Young children may also start to behave differently and test these new boundaries. They may try to act out during this time of unfamiliarity. Children need to feel safe and secure, and such drastic changes destabilize them and cause them to adopt emotional and behavioral problems. This is especially the case if the parents continue to fight and create tension between one another.
As the child ages into middle school, the effects of a legal separation grow. They will now become fearful of being left alone, especially if the parent that has left the home does not make much time for them anymore. The child may start to believe that if one parent has abandoned them, the other will soon follow. In order to prevent this, family lawyers at btlfamilylaw.com often use mediation as a tool to resolve disputes. This mainly aims at relieving the child’s stress, as an early adolescent is likely to blame themselves for the separation and constantly worry about whether they have caused the rift.
Without proper support, early adolescents may begin to feel rejected and insecure; this can also cause them to act younger than they are and seek attention through disobedience, clinginess, or nightmares. They can also develop signs of becoming a recluse if they are subjected to bullying or harassment at school. At this age, children will also feel torn between parents if both still play an active role in their lives, and even more so if the parents act immaturely and pit the children against the other parent.
By the time a child becomes a teenager, the impacts of the divorce or separation worsen. They tend to show signs of anger toward one or both parents due to the lack of a familiar family dynamic. Their schoolwork may suffer as they withdraw from ordinary social settings. They may also seek attention, which exposes them to unwanted influences. They might grow resentful of the situation they have been thrown into, no matter how long ago the separation began.
Since adolescence can already make a person insecure, teenagers are likely to feel that they have been rejected by their parents. They may, therefore, believe this will be a common occurrence with everyone they encounter. Dealing with the unknown may cause them to act out in damaging ways. Their self-image and self-esteem may falter.
Some self-aware individuals do recover well when they reach adulthood, especially those who, perhaps, seek therapy to repair the damage that occurred during their parents’ separation or those whose parents made the transition as easy as possible. However, many other people still carry scars from this traumatic period of time. Adult children of divorce or separation usually develop abandonment issues and struggle to overcome those in their own romantic relationships.
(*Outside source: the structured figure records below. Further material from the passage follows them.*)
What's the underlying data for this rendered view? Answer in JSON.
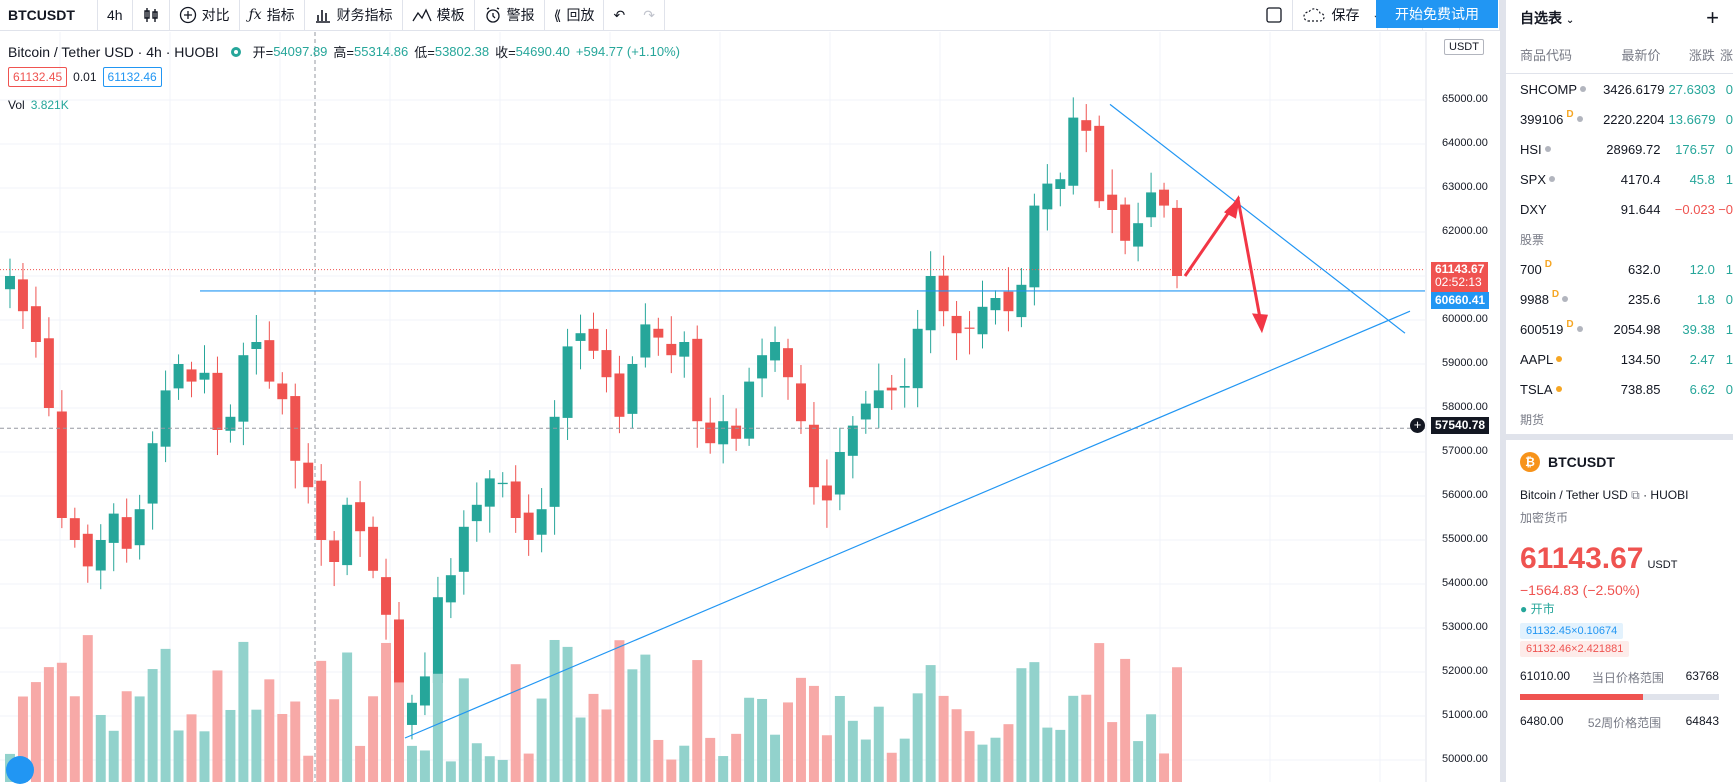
{
  "toolbar": {
    "symbol": "BTCUSDT",
    "interval": "4h",
    "compare": "对比",
    "indicators": "指标",
    "financials": "财务指标",
    "templates": "模板",
    "alerts": "警报",
    "replay": "回放",
    "save": "保存",
    "cta": "开始免费试用"
  },
  "legend": {
    "title": "Bitcoin / Tether USD · 4h · HUOBI",
    "open_label": "开=",
    "open": "54097.89",
    "high_label": "高=",
    "high": "55314.86",
    "low_label": "低=",
    "low": "53802.38",
    "close_label": "收=",
    "close": "54690.40",
    "change": "+594.77 (+1.10%)",
    "bid": "61132.45",
    "spread": "0.01",
    "ask": "61132.46",
    "vol_label": "Vol",
    "vol": "3.821K"
  },
  "axis": {
    "currency": "USDT",
    "ticks": [
      "65000.00",
      "64000.00",
      "63000.00",
      "62000.00",
      "61000.00",
      "60000.00",
      "59000.00",
      "58000.00",
      "57000.00",
      "56000.00",
      "55000.00",
      "54000.00",
      "53000.00",
      "52000.00",
      "51000.00",
      "50000.00"
    ],
    "last_price": "61143.67",
    "countdown": "02:52:13",
    "hline_price": "60660.41",
    "crosshair_price": "57540.78"
  },
  "chart_data": {
    "type": "candlestick",
    "ylim": [
      49700,
      65600
    ],
    "candles_note_free": true,
    "closes": [
      61000,
      60200,
      59500,
      58000,
      55500,
      55000,
      54400,
      55000,
      55600,
      54800,
      55700,
      57200,
      58400,
      59000,
      58600,
      58800,
      57500,
      57800,
      59200,
      59500,
      58600,
      58200,
      56800,
      56200,
      55000,
      54500,
      55800,
      55200,
      54300,
      53300,
      50800,
      51300,
      51900,
      53700,
      54200,
      55300,
      55800,
      56400,
      56300,
      55500,
      55000,
      55700,
      57800,
      59400,
      59700,
      59300,
      58700,
      57800,
      59000,
      59900,
      59600,
      59200,
      59500,
      57700,
      57200,
      57700,
      57300,
      58600,
      59200,
      59500,
      58700,
      57700,
      56200,
      55900,
      57000,
      57600,
      58100,
      58400,
      58400,
      58500,
      59800,
      61000,
      60200,
      59700,
      59800,
      60300,
      60500,
      60200,
      60800,
      62600,
      63100,
      63200,
      64600,
      64300,
      62700,
      62500,
      61800,
      62200,
      62900,
      62600,
      61000
    ],
    "lines": {
      "support_from": [
        1,
        50500
      ],
      "horizontal": 60660.41,
      "resistance_from": [
        64900,
        63300
      ]
    }
  },
  "watchlist": {
    "title": "自选表",
    "add": "+",
    "cols": [
      "商品代码",
      "最新价",
      "涨跌",
      "涨"
    ],
    "indices": [
      {
        "sym": "SHCOMP",
        "price": "3426.6179",
        "chg": "27.6303",
        "pct": "0",
        "dot": "#b2b5be",
        "d": false
      },
      {
        "sym": "399106",
        "price": "2220.2204",
        "chg": "13.6679",
        "pct": "0",
        "dot": "#b2b5be",
        "d": true
      },
      {
        "sym": "HSI",
        "price": "28969.72",
        "chg": "176.57",
        "pct": "0",
        "dot": "#b2b5be",
        "d": false
      },
      {
        "sym": "SPX",
        "price": "4170.4",
        "chg": "45.8",
        "pct": "1",
        "dot": "#b2b5be",
        "d": false
      },
      {
        "sym": "DXY",
        "price": "91.644",
        "chg": "−0.023",
        "pct": "−0",
        "dot": "",
        "d": false,
        "neg": true
      }
    ],
    "stocks_label": "股票",
    "stocks": [
      {
        "sym": "700",
        "price": "632.0",
        "chg": "12.0",
        "pct": "1",
        "dot": "",
        "d": true
      },
      {
        "sym": "9988",
        "price": "235.6",
        "chg": "1.8",
        "pct": "0",
        "dot": "#b2b5be",
        "d": true
      },
      {
        "sym": "600519",
        "price": "2054.98",
        "chg": "39.38",
        "pct": "1",
        "dot": "#b2b5be",
        "d": true
      },
      {
        "sym": "AAPL",
        "price": "134.50",
        "chg": "2.47",
        "pct": "1",
        "dot": "#f6a623",
        "d": false
      },
      {
        "sym": "TSLA",
        "price": "738.85",
        "chg": "6.62",
        "pct": "0",
        "dot": "#f6a623",
        "d": false
      }
    ],
    "futures_label": "期货"
  },
  "detail": {
    "symbol": "BTCUSDT",
    "desc": "Bitcoin / Tether USD",
    "exchange": "HUOBI",
    "category": "加密货币",
    "price": "61143.67",
    "currency": "USDT",
    "change": "−1564.83 (−2.50%)",
    "market": "开市",
    "bid_chip": "61132.45×0.10674",
    "ask_chip": "61132.46×2.421881",
    "day_low": "61010.00",
    "day_label": "当日价格范围",
    "day_high": "63768",
    "week_low": "6480.00",
    "week_label": "52周价格范围",
    "week_high": "64843"
  }
}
Their perception of a happy, healthy relationship is distorted, ensuring that their trust issues remain intact.
Adult children of divorce or separation may never quite master a healthy self-image or develop healthy relationships. However, this isn’t the case with all children of divorce, depending on how the parents approach the situation.
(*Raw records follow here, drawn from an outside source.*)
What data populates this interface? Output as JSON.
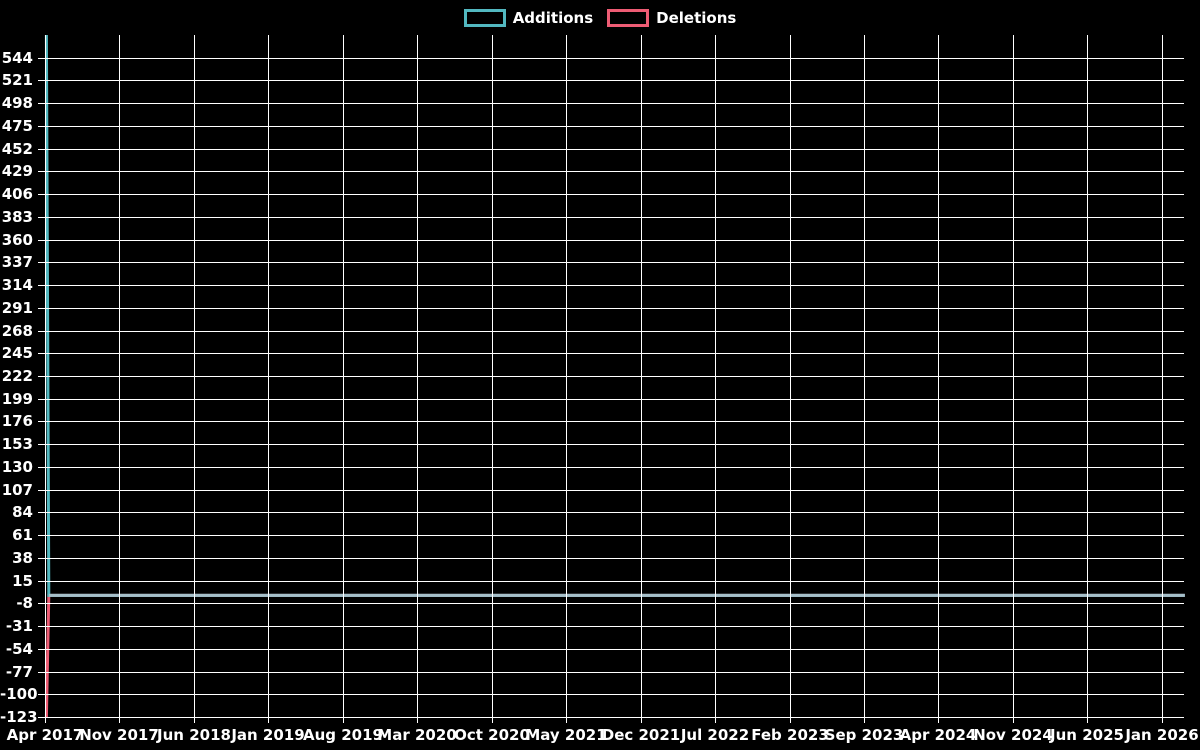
{
  "legend": {
    "items": [
      {
        "id": "additions",
        "label": "Additions",
        "color": "#52b8c0"
      },
      {
        "id": "deletions",
        "label": "Deletions",
        "color": "#ee5c74"
      }
    ]
  },
  "colors": {
    "background": "#000000",
    "grid": "#ffffff",
    "text": "#ffffff",
    "additions": "#52b8c0",
    "deletions": "#ee5c74",
    "overlap_zero_line": "#a6bfc9"
  },
  "chart_data": {
    "type": "line",
    "title": "",
    "xlabel": "",
    "ylabel": "",
    "grid": true,
    "legend_position": "top-center",
    "y_axis": {
      "min": -123,
      "max": 567,
      "tick_step": 23
    },
    "y_tick_labels": [
      544,
      521,
      498,
      475,
      452,
      429,
      406,
      383,
      360,
      337,
      314,
      291,
      268,
      245,
      222,
      199,
      176,
      153,
      130,
      107,
      84,
      61,
      38,
      15,
      -8,
      -31,
      -54,
      -77,
      -100,
      -123
    ],
    "x_tick_labels": [
      "Apr 2017",
      "Nov 2017",
      "Jun 2018",
      "Jan 2019",
      "Aug 2019",
      "Mar 2020",
      "Oct 2020",
      "May 2021",
      "Dec 2021",
      "Jul 2022",
      "Feb 2023",
      "Sep 2023",
      "Apr 2024",
      "Nov 2024",
      "Jun 2025",
      "Jan 2026"
    ],
    "x_axis": {
      "start": "Apr 2017",
      "end": "Jan 2026",
      "label_interval_months": 7
    },
    "series": [
      {
        "name": "Additions",
        "color": "#52b8c0",
        "points": [
          {
            "date": "2017-04-05",
            "value": 567
          },
          {
            "date": "2017-04-12",
            "value": 0
          },
          {
            "date": "2026-03-06",
            "value": 0
          }
        ]
      },
      {
        "name": "Deletions",
        "color": "#ee5c74",
        "points": [
          {
            "date": "2017-04-05",
            "value": -123
          },
          {
            "date": "2017-04-12",
            "value": 0
          },
          {
            "date": "2026-03-06",
            "value": 0
          }
        ]
      }
    ],
    "overlap_note": "Both series are 0 after the first point; overlapping zero lines render as a blended gray-blue line"
  }
}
How Parents Can Help Their Children Cope
Regardless of the age of your children, you can help them deal with the situation by encouraging honesty. It is important that you make your children feel that what they feel is important to you, so help them put their feelings into words. This is because oftentimes, their bottled up feelings show through their behavior. As such, try to be a good listener, even if hearing what they have to say is difficult on your part too.
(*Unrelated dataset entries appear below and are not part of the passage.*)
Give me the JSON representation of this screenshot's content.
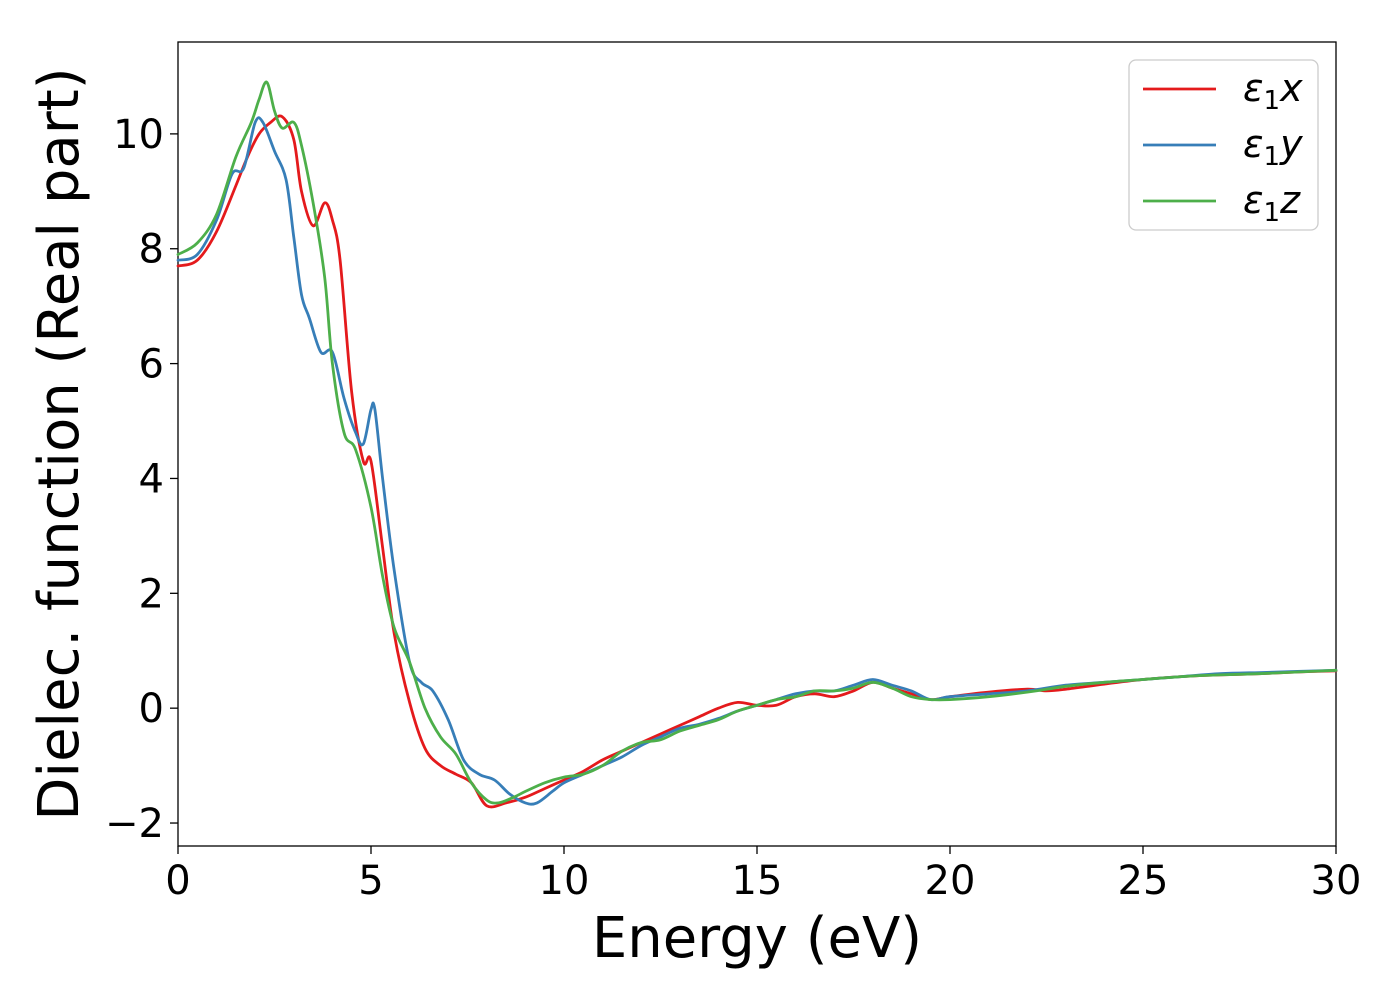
{
  "chart_data": {
    "type": "line",
    "xlabel": "Energy (eV)",
    "ylabel": "Dielec. function (Real part)",
    "xlim": [
      0,
      30
    ],
    "ylim": [
      -2.4,
      11.6
    ],
    "xticks": [
      0,
      5,
      10,
      15,
      20,
      25,
      30
    ],
    "xtick_labels": [
      "0",
      "5",
      "10",
      "15",
      "20",
      "25",
      "30"
    ],
    "yticks": [
      -2,
      0,
      2,
      4,
      6,
      8,
      10
    ],
    "ytick_labels": [
      "−2",
      "0",
      "2",
      "4",
      "6",
      "8",
      "10"
    ],
    "grid": false,
    "legend_position": "top-right",
    "series": [
      {
        "name": "ε1x",
        "legend_main": "ε",
        "legend_sub": "1",
        "legend_tail": "x",
        "color": "#e41a1c",
        "x": [
          0,
          0.5,
          1,
          1.5,
          1.8,
          2.1,
          2.4,
          2.7,
          3.0,
          3.2,
          3.5,
          3.8,
          4.0,
          4.2,
          4.5,
          4.8,
          5.0,
          5.3,
          5.6,
          6.0,
          6.4,
          6.8,
          7.2,
          7.6,
          8.0,
          8.5,
          9.0,
          9.5,
          10.0,
          10.5,
          11.0,
          11.5,
          12.0,
          12.5,
          13.0,
          13.5,
          14.0,
          14.5,
          15.0,
          15.5,
          16.0,
          16.5,
          17.0,
          17.5,
          18.0,
          18.5,
          19.0,
          19.5,
          20.0,
          21.0,
          22.0,
          22.5,
          23.0,
          24.0,
          25.0,
          26.0,
          27.0,
          28.0,
          29.0,
          30.0
        ],
        "y": [
          7.7,
          7.8,
          8.3,
          9.1,
          9.6,
          10.0,
          10.2,
          10.3,
          9.9,
          9.0,
          8.4,
          8.8,
          8.5,
          7.8,
          5.5,
          4.3,
          4.3,
          2.8,
          1.3,
          0.1,
          -0.7,
          -1.0,
          -1.15,
          -1.3,
          -1.7,
          -1.65,
          -1.55,
          -1.4,
          -1.25,
          -1.1,
          -0.9,
          -0.75,
          -0.6,
          -0.45,
          -0.3,
          -0.15,
          0.0,
          0.1,
          0.05,
          0.05,
          0.2,
          0.25,
          0.2,
          0.3,
          0.45,
          0.35,
          0.25,
          0.15,
          0.2,
          0.28,
          0.33,
          0.3,
          0.33,
          0.42,
          0.5,
          0.55,
          0.58,
          0.6,
          0.63,
          0.65
        ]
      },
      {
        "name": "ε1y",
        "legend_main": "ε",
        "legend_sub": "1",
        "legend_tail": "y",
        "color": "#377eb8",
        "x": [
          0,
          0.5,
          1,
          1.4,
          1.7,
          2.0,
          2.2,
          2.5,
          2.8,
          3.0,
          3.2,
          3.4,
          3.7,
          4.0,
          4.3,
          4.6,
          4.8,
          5.0,
          5.1,
          5.3,
          5.6,
          6.0,
          6.3,
          6.6,
          7.0,
          7.4,
          7.8,
          8.2,
          8.6,
          9.0,
          9.3,
          9.7,
          10.0,
          10.5,
          11.0,
          11.5,
          12.0,
          12.5,
          13.0,
          13.5,
          14.0,
          14.5,
          15.0,
          15.5,
          16.0,
          16.5,
          17.0,
          17.5,
          18.0,
          18.5,
          19.0,
          19.5,
          20.0,
          21.0,
          22.0,
          23.0,
          24.0,
          25.0,
          26.0,
          27.0,
          28.0,
          29.0,
          30.0
        ],
        "y": [
          7.8,
          7.9,
          8.5,
          9.3,
          9.4,
          10.2,
          10.2,
          9.7,
          9.2,
          8.2,
          7.2,
          6.8,
          6.2,
          6.2,
          5.4,
          4.8,
          4.6,
          5.2,
          5.2,
          4.0,
          2.4,
          0.8,
          0.45,
          0.3,
          -0.2,
          -0.9,
          -1.15,
          -1.25,
          -1.5,
          -1.65,
          -1.65,
          -1.45,
          -1.3,
          -1.15,
          -1.0,
          -0.85,
          -0.65,
          -0.5,
          -0.35,
          -0.28,
          -0.18,
          -0.05,
          0.05,
          0.15,
          0.25,
          0.3,
          0.3,
          0.4,
          0.5,
          0.4,
          0.3,
          0.15,
          0.2,
          0.25,
          0.3,
          0.4,
          0.45,
          0.5,
          0.55,
          0.6,
          0.62,
          0.64,
          0.66
        ]
      },
      {
        "name": "ε1z",
        "legend_main": "ε",
        "legend_sub": "1",
        "legend_tail": "z",
        "color": "#4daf4a",
        "x": [
          0,
          0.5,
          1,
          1.5,
          1.9,
          2.1,
          2.3,
          2.5,
          2.7,
          3.0,
          3.2,
          3.5,
          3.8,
          4.0,
          4.3,
          4.6,
          5.0,
          5.3,
          5.6,
          6.0,
          6.4,
          6.8,
          7.2,
          7.6,
          8.0,
          8.3,
          8.7,
          9.0,
          9.5,
          10.0,
          10.5,
          11.0,
          11.5,
          12.0,
          12.5,
          13.0,
          13.5,
          14.0,
          14.5,
          15.0,
          15.5,
          16.0,
          16.5,
          17.0,
          17.5,
          18.0,
          18.5,
          19.0,
          19.5,
          20.0,
          21.0,
          22.0,
          23.0,
          24.0,
          25.0,
          26.0,
          27.0,
          28.0,
          29.0,
          30.0
        ],
        "y": [
          7.9,
          8.1,
          8.6,
          9.6,
          10.2,
          10.6,
          10.9,
          10.4,
          10.1,
          10.2,
          9.8,
          8.8,
          7.5,
          6.0,
          4.8,
          4.5,
          3.5,
          2.3,
          1.4,
          0.8,
          0.0,
          -0.5,
          -0.8,
          -1.3,
          -1.6,
          -1.65,
          -1.55,
          -1.45,
          -1.3,
          -1.2,
          -1.15,
          -1.0,
          -0.75,
          -0.6,
          -0.55,
          -0.4,
          -0.3,
          -0.2,
          -0.05,
          0.05,
          0.15,
          0.2,
          0.3,
          0.3,
          0.35,
          0.45,
          0.35,
          0.2,
          0.15,
          0.15,
          0.2,
          0.28,
          0.38,
          0.45,
          0.5,
          0.55,
          0.58,
          0.6,
          0.63,
          0.66
        ]
      }
    ]
  }
}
In talking with your children, make it a habit to legitimize their feelings and practice empathy by telling them that you know how they feel. After which, offer your support to them and ask them what can help them feel better. If they cannot pinpoint or name something, suggest a few ideas. It might be that they just need you to sit beside them or hug them.
In parallel, ensure that you and your children are healthy, amidst this stressful situation in your lives. Find a way to manage your stress level, such that it doesn’t have to transcend to your children. Apart from your emotional health, keep yourself physically healthy too in order to be able to combat the effects of stress in your life. Take care of your needs such that you will be in the best position to take care of the needs of your children.
As you can see, a legal separation does affect a child throughout different stages of their lives. The best thing you can do as parents is to make the transition as smooth as possible. Studies have shown that parents who work together, minimize tension and arguments, co-parent, and remain involved in their children’s lives leave a more positive impact on a child’s state of mind and future. To ensure a child of divorce does have a bright future, we must minimize the issues and traumas that result from separation.